Theodora. Since when it is forbidden to make one’s heroine young? Gwendolen is a perfect picture of youthfulness—its eagerness, its presumption, its preoccupation with itself, its vanity and silliness, its sense of its own absoluteness. But she is extremely intelligent and clever, and therefore tragedy can have a hold upon her. Her conscience doesn’t make the tragedy; that is an old story and, I think, a secondary form of suffering. It is the tragedy that makes her conscience, which then reacts upon it; and I can think of nothing more powerful than the way in which the growth of her conscience is traced, nothing more touching than the picture of its helpless maturity.
Constantius. That is perfectly true. Gwendolen’s history is admirably typical—as most things are with George Eliot: it is the very stuff that human life is made of. What is it made of but the discovery by each of us that we are at the best but a rather ridiculous fifth wheel to the coach, after we have sat cracking our whip and believing that we are at least the coachman in person? We think we are the main hoop to the barrel, and we turn out to be but a very incidental splinter in one of the staves. The universe forcing itself with a slow, inexorable pressure into a narrow, complacent, and yet after all extremely sensitive mind, and making it ache with the pain of the process—that is Gwendolen’s story. And it becomes completely characteristic in that her supreme perception of the fact that the world is whirling past her is in the disappointment not of a base but of an exalted passion. The very chance to embrace what the author is so fond of calling a “larger life” seems refused to her. She is punished for being narrow, and she is not allowed a chance to expand. Her finding Deronda pre-engaged to go to the East and stir up the race-feeling of the Jews strikes me as a wonderfully happy invention. The irony of the situation, for poor Gwendolen, is almost grotesque, and it makes one wonder whether the whole heavy structure of the Jewish question in the story was not built up by the author for the express purpose of giving its proper force to this particular stroke.

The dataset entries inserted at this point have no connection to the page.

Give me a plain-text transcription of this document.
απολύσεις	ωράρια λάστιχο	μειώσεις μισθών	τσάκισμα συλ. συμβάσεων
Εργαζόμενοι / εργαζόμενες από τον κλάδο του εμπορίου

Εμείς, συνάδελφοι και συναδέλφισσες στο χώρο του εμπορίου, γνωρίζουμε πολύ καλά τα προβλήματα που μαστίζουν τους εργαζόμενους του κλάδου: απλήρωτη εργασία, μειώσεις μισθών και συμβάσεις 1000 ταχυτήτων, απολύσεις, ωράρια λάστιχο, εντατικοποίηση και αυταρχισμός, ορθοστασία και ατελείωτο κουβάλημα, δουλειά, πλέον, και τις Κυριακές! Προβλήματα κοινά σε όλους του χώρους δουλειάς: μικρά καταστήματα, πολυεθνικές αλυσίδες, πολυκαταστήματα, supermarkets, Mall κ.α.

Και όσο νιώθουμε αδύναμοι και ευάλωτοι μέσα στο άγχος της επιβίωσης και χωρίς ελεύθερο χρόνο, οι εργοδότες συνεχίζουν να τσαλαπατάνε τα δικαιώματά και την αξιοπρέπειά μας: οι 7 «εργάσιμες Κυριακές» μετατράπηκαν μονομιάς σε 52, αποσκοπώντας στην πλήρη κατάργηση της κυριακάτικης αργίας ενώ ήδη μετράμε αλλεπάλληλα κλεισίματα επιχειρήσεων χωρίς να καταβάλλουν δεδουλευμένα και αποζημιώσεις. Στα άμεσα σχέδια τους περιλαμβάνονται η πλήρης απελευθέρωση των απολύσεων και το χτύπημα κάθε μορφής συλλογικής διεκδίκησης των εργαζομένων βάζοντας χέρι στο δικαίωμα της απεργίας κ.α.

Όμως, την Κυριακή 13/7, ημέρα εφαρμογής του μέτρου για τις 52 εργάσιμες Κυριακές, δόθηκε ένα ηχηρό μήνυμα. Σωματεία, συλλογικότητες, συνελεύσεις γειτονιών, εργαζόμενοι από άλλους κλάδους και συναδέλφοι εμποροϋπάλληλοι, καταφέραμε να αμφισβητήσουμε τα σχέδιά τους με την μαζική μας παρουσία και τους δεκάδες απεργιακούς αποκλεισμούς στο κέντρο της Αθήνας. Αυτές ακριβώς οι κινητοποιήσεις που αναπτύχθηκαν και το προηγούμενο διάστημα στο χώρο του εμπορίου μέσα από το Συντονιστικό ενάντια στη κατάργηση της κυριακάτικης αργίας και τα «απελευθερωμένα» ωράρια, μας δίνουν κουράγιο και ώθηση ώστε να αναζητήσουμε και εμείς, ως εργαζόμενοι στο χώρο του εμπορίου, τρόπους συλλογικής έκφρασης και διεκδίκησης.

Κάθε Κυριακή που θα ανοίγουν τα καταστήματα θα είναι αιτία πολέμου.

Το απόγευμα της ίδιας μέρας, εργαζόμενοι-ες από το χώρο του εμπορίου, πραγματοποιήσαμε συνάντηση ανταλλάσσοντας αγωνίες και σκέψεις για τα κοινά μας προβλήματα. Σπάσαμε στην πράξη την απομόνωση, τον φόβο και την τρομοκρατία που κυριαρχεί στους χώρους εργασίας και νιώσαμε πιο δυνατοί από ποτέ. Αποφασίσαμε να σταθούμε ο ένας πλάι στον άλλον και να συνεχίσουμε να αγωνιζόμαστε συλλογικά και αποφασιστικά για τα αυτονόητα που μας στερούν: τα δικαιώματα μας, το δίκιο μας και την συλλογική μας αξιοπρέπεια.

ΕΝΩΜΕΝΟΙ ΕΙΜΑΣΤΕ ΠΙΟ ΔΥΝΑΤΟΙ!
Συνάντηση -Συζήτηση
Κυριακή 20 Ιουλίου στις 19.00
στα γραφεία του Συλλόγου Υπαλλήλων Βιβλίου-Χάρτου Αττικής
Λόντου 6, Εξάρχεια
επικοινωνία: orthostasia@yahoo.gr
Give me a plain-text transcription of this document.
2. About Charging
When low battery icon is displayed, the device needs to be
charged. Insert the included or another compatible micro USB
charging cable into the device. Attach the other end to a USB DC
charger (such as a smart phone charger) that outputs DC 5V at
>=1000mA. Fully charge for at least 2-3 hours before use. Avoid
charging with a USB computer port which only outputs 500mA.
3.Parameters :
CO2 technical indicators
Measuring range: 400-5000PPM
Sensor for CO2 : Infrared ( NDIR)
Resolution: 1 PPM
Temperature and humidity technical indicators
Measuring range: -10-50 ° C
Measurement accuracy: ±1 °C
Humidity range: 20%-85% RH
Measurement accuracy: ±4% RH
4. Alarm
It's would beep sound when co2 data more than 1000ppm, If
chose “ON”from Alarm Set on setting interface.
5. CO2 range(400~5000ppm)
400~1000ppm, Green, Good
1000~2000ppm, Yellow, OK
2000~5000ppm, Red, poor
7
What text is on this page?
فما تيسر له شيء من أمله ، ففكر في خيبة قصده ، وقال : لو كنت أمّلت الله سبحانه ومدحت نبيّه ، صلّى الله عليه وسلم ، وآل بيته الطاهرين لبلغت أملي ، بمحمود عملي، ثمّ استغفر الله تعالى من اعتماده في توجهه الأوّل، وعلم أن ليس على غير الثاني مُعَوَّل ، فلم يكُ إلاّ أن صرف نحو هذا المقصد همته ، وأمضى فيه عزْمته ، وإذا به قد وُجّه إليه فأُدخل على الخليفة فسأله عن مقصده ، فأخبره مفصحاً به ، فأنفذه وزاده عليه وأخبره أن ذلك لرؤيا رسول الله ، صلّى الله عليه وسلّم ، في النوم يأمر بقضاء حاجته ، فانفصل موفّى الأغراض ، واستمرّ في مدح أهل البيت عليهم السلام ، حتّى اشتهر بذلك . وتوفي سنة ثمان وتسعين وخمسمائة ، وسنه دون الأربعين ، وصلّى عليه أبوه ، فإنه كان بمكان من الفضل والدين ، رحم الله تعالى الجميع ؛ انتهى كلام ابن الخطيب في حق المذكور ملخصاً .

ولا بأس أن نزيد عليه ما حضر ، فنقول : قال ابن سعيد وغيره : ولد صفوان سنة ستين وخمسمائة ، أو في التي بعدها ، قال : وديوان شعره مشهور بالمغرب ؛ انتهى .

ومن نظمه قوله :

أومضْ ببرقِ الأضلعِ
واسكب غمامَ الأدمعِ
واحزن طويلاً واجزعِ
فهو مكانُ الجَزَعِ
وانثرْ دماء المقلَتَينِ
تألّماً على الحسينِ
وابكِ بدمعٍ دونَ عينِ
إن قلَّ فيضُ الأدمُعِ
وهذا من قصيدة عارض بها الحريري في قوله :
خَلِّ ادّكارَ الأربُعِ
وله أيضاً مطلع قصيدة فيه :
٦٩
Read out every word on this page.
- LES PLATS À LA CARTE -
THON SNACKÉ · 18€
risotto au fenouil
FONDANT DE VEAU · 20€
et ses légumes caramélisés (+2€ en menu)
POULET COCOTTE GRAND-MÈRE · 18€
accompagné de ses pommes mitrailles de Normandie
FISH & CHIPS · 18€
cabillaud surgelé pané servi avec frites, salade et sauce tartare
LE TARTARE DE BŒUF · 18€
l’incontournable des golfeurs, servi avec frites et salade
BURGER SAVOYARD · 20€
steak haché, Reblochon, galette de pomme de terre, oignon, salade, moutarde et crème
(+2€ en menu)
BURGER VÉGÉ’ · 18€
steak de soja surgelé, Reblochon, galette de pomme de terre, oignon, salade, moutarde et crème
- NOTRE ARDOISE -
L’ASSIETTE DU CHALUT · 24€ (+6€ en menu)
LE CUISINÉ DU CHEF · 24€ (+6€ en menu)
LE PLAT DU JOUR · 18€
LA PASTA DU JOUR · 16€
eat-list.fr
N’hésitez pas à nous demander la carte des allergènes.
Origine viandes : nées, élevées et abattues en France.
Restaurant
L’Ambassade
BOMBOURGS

Theodora. George Eliot’s intentions are extremely complex. The mass is for each detail and each detail is for the mass.
Pulcheria. She is very fond of deaths by drowning. Maggie Tulliver and her brother are drowned, Tito Melema is drowned, Mr. Grandcourt is drowned. It is extremely unlikely that Grandcourt should not have known how to swim.
Constantius. He did, of course, but he had a cramp. It served him right. I can’t imagine a more consummate representation of the most detestable kind of Englishman—the Englishman who thinks it low to articulate. And in Grandcourt the type and the individual are so happily met: the type with its sense of the proprieties and the individual with his absence of all sense. He is the apotheosis of dryness, a human expression of the simple idea of the perpendicular.
Theodora. Mr. Casaubon, in Middlemarch, was very dry too; and yet what a genius it is that can give us two disagreeable husbands who are so utterly different!
Pulcheria. You must count the two disagreeable wives too—Rosamond Vincy and Gwendolen. They are very much alike. I know the author didn’t mean it; it proves how common a type the worldly, pincée, selfish young woman seemed to her. They are both disagreeable; you can’t get over that.
Constantius. There is something in that, perhaps. I think, at any rate, that the secondary people here are less delightful than in Middlemarch; there is nothing so good as Mary Garth and her father, or the little old lady who steals sugar, or the parson who is in love with Mary, or the country relatives of old Mr. Featherstone. Rex Gascoigne is not so good as Fred Vincy.
Theodora. Mr. Gascoigne is admirable, and Mrs. Davilow is charming.
Pulcheria. And you must not forget that you think Herr Klesmer “Shakespearean.” Wouldn’t “Wagnerian” be high enough praise?